Sunday, February 24, 2008

Bien Giorno!

So I have made it at last to South America, with 6 weeks at my disposal instead of the 6 months I had planned and still tender from the loss of my beautiful painted travel companion Toni.

Sure tis a tough life.

My accent was mistaken the other day for that of an American. This occurs regularly but this is the first time it was mistaken by another irish person. I have been away too long (I sooooooo didn't get it from Friends). At a climbing wall in Christchurch the receptionist asked where I was from and I told her Ireland. I love that accent, she says, practically doubling up, as if with indigestion. Yeah, well I don't really have an irish accent, I say, smiling winningly, meaning, tell me how hot my accent is. No, she says, you don't and turns away, tapping a pen in her teeth. It hurt a little. Even if she was a pig.

Now the problem is not one of accents but language, as I struggle to remember my 5 or 6 hours of Spanish lessons from ten months ago. In the hostel I stayed in in Santiago there was a bizarre mix of nationalities and languages. Ten of us around a dinner table with French, Spanish, Portuguese and English flying around and everyone seeming to be multilingual except me. If one of the French is talking to me a sentence may start in Spanish, meet a blank look, grind into English and then finish in French with a flare of frustration. It does not help that rogue elements of my long buried Italian and French keep rearing up and providing close but erroneous versions of Spanish words. I even had to babel fish the 'Diarmuid is a Tourist'.

I have painstakingly retro capitalised the languages in that paragraph. I think I got them all.

I visited a museum dealing in pre Columbian art and it was pretty fascinating. It struck me again the simliarities between races separated by oceans. The pyramid structures of the temples, so similar to the Asian ones I have seen.
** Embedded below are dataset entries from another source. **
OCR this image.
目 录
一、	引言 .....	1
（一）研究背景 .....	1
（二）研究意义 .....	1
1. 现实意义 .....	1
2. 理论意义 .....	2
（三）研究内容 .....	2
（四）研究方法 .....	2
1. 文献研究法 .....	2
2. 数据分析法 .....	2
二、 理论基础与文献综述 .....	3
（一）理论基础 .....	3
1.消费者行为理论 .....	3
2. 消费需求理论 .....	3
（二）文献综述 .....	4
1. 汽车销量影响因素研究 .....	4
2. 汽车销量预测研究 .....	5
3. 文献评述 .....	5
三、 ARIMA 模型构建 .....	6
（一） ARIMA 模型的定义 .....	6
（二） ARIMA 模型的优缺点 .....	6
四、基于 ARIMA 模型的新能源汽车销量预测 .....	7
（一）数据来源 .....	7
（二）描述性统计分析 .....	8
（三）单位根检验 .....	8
And the use of psychotropic substances by the shamans to predict the future and help cure ills, which sounds like what the druids of Ireland used to do. What we didn't have was a game called El Juego de Pelota, a popular ball game where the losing team was decapitated. (How did they ever keep a league running?)

In the same museum was a temporary exhibition on the Moche civilisation and the role of sex in the reincarnation of their leader. Various weird stuff involving slaves who had been skeletonised( ears, lips, nose, etc cut off) having, lets say, non procreational sex, with female slaves. And all participants would ultimately be executed. A quote "First 2 women give a stick to a bird with human features and then the figures use the stick to stir a potion, then the vessel is taken to a terraced platform where it is poured on the back of Wrinkle Face (a dominant supernatural force in the World of the Ancestors) while he engages in vaginal copulation with a woman in the shadow of a temple with a gable roof." The exhibition never really let you know if any of the acts or rites were actually carried out or were just legends which is mildly frustrating. Then again, childish as it may be, any exhibition featuring the phrase " A woman masturbating a pelican" can't be all bad.

But probably one of my favourite things about Chile so far is the mere existence of a character named, drum roll please... Bernardo O'Higgins. Brilliant. And he is actually a big deal in Chile's history, something about helping to found the country or something, but seriously, who cares, savour that name a little, its a thing of beauty.

2 comments:

Colmpaschal said...

yes, funny that cultural ubiquity thing... even crop cultivation spontaneiated (!) on opposite sides of the globe within a couple thousand years. Shamanism seems beyond language and culture, somehow.

"entheogenetic" (ahem) you might say...


Can't wait to hear more about Banda Aceh, it sounds really ****.

Anonymous said...

I`m loving the old boys on tour. In Argentina I`ve got Guillermo Brown born in Mayo known as the father of the Argentine Navy.

What a legend.

It`s also strange to see all the Lynchs and Flahertys in the cemetery in Buenos Aires.